It would be interesting to make a graph of how many people could parlay being an anarchist into a career over time. I'm not unsympathetic, but the sheer inability to find individual standing or financial security through our movement was historically one of its major defenses.
Again, I think it's a complex issue. But I keep thinking back to the indymedia versus bloggosphere tension. The idea of publishing under your own name or even a consistent pseudonym was seen by many as anathema to building a healthy movement.
Let's be clear, Proudhon was the first anarchist celebrity journalist. But I think there were two big impediments to this for decades: 1) the default anonymous collective ethos of the movement, 2) the opposition to *mass* building, focusing instead on exploits/attacks/etc.
The first was so strong in the anti-globalization movement. Like the indymedia model was really deeply hostile to journalist celebrity. It breaking down and getting replaced by twitter (amusingly *also* an anarchist invention, thanks for nothing Rabble) was a sea change.
The second, the shift towards open mass politics, seems like a slow burn between occupy and '16 Bernie. Say what you will about prominent voices *within* anarchism, but there's a difference between that and folks prominent more widely because anarchism itself is prominent.
I think of how Zerzan and Chumbawamba blew up in the late 90s, both courting this kind of notoriety in the wider media sphere riding the coattails of anarchy, but both were more focused on maintaining ties internally and so basically renounced their external celebrity.
Then I guess the next wave of examples are Crow and Graeber, who didn't end up running away from wider celebrity, but also tried to keep at least a foot in the movement. And like the sheer level of *hate* many olds have for them is almost impossible to describe.
Some of that gets written off to jealousy, but there are legitimate critiques of things Crow and Graeber have done, choices they've made, and I think their sharpest critics would say there's a feedbacking relationship between those actions and their celebrity outside anarchism.
I want to be clear: I personally think it's fine or just whatever that Graeber and Crow would go on national tv (although lordy Scott I do hope you realize by now that going on Tucker Carlson was fucking terrible). I turned down some of the same invites, but don't feel strongly.
Now we're in a clearly different era with clearly different dynamics and a lot of folks have bootstrapped themselves as celebrity figures that get national media platforms and/or book deals, patreon money, fancy bylines etc. None of this is, imo, necessarily bad in and of itself.
And there are exceptions. Like there's the grouchy *only speaking to fellow anarchists* figures of some prominence like myself, Gelderloos, K Tucker, etc, and there's journalists who have climbed journalist celeb hierarchies but kept their deep anarchist shit *secret.*
I remember how many people across ideological lines joined ranks against ARR when he exposed a "national anarchist" at the core of platformism and I remember and resent those defenders of a fash entryist to this day. But one valid critique was about how he serialized the expose.
Ultimately we've seen ARR is more interested in a stable academic career than in sticking by the expectations of the anarchist movement. It's frustrating to hear folks put this on "antifa" when like the SPLC careerist path and antifa tensions with it have always been a thing.
However a lot of folks want to put this on "new lib twitter celebs" and that's both valid to some degree and papers over a lot of complexities and differences between individuals, trajectories, even social circles.
I have varying degrees of friendship or respect for folks within this broad category, and I think a few of them will likely break in all the right directions and be evaluated, looking back years later as consistently ethical. But. The tensions are quite real.
There are absolutely, plainly, trivially, a lot of libs who have latched onto something they think has legs for popularity on twitter and who share no real deep commitment to anarchist ethics or the AFK movement itself. Exactly who this describes is still a tad up in the air, but
it's clearly gonna blow the fuck up harder before things shake out.

And while I am (in contrast to my brand on twitter) often a behind the scenes peacemaker between camps, there is absolutely some cleaning of house that needs to happen.
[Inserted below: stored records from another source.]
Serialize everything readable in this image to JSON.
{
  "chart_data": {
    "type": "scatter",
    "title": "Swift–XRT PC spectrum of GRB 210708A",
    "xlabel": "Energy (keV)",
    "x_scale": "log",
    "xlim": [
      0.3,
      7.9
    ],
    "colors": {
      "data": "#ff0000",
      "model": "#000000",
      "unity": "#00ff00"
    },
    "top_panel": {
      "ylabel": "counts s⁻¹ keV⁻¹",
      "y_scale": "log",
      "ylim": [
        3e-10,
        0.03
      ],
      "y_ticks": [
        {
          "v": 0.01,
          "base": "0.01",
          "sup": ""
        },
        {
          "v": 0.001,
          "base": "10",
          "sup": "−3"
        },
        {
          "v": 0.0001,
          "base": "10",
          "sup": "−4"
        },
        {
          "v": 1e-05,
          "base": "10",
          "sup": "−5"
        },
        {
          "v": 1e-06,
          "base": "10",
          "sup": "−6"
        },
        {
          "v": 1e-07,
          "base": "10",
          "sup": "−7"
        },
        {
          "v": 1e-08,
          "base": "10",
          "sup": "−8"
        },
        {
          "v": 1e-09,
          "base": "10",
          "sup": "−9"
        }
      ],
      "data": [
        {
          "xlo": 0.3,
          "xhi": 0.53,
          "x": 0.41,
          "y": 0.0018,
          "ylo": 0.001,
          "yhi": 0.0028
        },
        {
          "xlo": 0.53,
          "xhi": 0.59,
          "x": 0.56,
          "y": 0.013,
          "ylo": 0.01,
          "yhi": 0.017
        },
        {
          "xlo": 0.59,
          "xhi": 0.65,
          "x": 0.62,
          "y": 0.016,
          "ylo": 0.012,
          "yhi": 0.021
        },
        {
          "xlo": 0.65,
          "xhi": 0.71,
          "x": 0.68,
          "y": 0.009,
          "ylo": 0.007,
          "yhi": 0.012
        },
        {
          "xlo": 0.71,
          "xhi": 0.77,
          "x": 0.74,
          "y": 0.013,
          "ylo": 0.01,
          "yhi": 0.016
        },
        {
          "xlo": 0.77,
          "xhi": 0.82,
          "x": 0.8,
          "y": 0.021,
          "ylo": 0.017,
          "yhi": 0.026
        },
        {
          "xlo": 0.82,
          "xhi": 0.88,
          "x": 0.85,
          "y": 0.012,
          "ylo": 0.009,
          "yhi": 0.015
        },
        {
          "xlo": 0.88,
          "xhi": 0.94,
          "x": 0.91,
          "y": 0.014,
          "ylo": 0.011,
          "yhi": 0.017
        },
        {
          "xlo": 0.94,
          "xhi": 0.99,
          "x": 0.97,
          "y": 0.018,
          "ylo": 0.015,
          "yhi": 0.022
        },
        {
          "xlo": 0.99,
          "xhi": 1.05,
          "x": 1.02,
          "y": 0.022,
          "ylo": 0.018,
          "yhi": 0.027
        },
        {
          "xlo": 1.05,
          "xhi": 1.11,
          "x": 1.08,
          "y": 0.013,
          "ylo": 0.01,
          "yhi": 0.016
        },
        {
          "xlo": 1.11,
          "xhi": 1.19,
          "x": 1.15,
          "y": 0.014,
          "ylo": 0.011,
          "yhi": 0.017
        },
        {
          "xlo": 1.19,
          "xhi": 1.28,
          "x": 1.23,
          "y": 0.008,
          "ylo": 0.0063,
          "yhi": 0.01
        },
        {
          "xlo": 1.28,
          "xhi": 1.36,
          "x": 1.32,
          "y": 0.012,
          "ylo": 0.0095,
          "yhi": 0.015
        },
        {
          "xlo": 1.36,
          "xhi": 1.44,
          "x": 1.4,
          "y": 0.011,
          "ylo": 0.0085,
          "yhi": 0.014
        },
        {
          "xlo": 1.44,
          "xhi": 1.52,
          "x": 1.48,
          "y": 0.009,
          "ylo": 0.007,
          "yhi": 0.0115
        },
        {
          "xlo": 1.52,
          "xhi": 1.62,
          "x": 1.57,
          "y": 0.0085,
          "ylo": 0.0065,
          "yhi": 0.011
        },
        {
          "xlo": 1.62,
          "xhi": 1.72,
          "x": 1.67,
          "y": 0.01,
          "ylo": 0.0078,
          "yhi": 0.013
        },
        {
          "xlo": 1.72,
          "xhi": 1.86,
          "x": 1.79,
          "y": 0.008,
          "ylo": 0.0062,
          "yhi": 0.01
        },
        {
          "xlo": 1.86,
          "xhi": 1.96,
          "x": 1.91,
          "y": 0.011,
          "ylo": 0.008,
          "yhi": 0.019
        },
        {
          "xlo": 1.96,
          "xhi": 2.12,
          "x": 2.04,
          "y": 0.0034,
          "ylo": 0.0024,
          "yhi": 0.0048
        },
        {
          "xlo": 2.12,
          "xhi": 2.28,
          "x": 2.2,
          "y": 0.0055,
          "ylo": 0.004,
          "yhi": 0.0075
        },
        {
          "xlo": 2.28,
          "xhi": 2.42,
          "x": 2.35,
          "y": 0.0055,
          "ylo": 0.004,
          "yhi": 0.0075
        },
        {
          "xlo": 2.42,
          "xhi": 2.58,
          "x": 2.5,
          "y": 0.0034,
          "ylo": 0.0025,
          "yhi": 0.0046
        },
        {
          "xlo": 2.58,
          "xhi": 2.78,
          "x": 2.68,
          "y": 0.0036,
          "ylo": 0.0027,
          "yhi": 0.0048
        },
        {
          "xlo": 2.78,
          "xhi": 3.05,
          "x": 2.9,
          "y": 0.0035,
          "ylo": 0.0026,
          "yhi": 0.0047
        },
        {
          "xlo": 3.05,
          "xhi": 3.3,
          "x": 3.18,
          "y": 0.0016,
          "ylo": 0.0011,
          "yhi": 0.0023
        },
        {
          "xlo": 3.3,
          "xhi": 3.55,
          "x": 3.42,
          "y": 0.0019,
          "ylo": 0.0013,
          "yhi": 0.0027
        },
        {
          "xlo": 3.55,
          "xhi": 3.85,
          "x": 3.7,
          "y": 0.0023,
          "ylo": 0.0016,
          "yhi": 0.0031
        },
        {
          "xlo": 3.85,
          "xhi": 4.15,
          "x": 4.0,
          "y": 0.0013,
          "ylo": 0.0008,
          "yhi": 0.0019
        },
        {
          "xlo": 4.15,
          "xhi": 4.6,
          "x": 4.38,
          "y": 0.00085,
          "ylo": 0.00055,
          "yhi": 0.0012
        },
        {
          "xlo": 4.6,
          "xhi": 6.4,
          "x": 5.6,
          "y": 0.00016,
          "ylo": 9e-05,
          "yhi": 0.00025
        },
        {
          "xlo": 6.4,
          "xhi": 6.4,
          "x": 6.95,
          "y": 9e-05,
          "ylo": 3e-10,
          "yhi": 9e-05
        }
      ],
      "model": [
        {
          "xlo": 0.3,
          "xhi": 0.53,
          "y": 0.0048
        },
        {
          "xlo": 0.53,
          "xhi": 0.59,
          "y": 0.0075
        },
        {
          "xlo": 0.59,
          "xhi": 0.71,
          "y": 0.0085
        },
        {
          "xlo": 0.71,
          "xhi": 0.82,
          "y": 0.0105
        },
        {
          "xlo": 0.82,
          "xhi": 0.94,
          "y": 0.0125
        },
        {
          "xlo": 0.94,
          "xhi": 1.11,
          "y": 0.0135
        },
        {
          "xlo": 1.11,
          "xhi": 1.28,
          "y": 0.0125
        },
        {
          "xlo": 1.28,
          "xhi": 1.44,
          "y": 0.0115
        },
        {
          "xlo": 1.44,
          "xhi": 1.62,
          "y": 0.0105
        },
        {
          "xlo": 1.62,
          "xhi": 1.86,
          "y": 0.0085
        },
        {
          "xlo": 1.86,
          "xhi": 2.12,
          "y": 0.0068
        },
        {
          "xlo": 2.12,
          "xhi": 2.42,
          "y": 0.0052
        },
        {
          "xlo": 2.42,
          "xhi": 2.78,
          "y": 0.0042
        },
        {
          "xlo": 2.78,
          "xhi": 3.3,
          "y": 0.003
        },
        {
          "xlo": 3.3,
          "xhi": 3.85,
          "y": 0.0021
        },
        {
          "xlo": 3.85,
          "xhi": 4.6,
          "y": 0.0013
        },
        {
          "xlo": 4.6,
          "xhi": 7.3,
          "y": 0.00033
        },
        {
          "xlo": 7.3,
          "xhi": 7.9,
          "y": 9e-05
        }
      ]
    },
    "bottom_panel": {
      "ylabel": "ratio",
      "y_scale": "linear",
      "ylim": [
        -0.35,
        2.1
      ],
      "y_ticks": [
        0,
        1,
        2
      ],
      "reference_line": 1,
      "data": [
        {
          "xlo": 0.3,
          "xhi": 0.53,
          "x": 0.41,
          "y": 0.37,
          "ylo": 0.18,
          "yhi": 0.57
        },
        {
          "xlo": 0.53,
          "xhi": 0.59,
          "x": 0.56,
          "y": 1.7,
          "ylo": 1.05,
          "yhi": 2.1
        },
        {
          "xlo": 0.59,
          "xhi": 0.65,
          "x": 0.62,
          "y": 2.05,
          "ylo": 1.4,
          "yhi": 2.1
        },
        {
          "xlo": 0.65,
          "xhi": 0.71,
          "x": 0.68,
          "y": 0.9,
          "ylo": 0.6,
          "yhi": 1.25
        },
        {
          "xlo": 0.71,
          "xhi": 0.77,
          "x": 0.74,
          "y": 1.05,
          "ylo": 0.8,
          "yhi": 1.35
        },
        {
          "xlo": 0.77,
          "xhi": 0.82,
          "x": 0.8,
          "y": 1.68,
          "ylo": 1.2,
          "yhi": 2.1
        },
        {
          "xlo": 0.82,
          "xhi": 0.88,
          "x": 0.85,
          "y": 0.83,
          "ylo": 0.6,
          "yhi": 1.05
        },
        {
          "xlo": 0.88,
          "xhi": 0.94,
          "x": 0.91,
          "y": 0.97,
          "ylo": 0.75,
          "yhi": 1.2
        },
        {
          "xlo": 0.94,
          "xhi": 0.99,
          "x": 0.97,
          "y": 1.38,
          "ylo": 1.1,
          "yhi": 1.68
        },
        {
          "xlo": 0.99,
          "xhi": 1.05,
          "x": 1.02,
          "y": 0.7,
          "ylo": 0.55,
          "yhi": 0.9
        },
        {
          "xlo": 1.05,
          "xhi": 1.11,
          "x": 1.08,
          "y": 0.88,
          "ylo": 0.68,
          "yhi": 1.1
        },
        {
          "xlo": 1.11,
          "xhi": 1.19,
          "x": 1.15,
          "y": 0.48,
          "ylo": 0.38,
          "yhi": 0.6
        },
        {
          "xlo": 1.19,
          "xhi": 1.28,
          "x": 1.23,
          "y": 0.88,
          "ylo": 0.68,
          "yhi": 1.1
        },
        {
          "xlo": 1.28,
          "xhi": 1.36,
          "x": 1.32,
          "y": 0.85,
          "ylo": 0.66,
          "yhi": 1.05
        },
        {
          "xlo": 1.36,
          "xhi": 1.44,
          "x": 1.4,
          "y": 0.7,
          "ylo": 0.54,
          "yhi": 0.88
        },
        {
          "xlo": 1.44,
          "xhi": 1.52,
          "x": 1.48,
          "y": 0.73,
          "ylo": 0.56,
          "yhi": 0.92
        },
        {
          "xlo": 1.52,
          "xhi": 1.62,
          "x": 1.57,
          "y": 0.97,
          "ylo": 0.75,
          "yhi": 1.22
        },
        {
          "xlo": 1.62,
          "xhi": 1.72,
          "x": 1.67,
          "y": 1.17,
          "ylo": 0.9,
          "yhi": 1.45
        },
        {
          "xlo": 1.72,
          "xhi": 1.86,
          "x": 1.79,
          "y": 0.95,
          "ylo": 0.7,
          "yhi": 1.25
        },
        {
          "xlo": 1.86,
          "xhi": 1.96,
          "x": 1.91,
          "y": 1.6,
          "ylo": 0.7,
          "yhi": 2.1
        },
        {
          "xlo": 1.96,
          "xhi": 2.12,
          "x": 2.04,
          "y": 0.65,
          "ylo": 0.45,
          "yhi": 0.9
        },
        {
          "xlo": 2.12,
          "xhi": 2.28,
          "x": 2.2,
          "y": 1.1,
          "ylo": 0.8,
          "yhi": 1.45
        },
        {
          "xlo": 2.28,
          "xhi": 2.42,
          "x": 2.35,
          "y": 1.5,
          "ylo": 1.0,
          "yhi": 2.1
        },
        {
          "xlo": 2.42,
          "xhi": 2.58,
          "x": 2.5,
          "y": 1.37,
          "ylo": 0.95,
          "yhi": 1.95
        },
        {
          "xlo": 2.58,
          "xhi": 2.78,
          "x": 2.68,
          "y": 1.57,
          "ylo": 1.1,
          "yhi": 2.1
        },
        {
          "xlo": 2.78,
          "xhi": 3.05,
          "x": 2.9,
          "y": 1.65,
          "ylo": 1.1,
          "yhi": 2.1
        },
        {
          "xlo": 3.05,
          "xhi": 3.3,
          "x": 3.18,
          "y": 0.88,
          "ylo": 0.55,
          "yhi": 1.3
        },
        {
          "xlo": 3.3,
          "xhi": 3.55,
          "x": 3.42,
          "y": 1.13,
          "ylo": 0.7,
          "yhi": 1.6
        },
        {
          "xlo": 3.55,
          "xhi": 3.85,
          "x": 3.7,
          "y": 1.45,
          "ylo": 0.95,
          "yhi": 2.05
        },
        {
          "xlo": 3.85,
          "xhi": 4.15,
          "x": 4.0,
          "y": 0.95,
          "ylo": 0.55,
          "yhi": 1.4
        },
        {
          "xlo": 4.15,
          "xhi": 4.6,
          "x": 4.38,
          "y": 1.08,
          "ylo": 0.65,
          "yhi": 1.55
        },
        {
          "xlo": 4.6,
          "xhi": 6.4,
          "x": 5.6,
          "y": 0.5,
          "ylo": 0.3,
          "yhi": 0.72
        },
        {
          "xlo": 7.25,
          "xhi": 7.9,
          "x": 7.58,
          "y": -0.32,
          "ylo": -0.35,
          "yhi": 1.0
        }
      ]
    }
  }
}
Anyway, the hunger by which AFG pursued power and celebrity, the awful defense of him by Goad, the unethical attack on a critic by Talia, these are indeed symptomatic of an astonishing disconnect brought on by folks rooted in standing w/ libs, disconnected from anarchist spaces.
If someone is saying "who cares what Torch and IGD think we'll make our own antifa movement, with abusers and grifters" because a twitter follower count has given them confidence, it is simply impossible to describe how astonishing the historically notable disconnect going on is.
This is *completely different* from the era of celebs like Zerzan and Chumbawumba. It's such a social phase shift.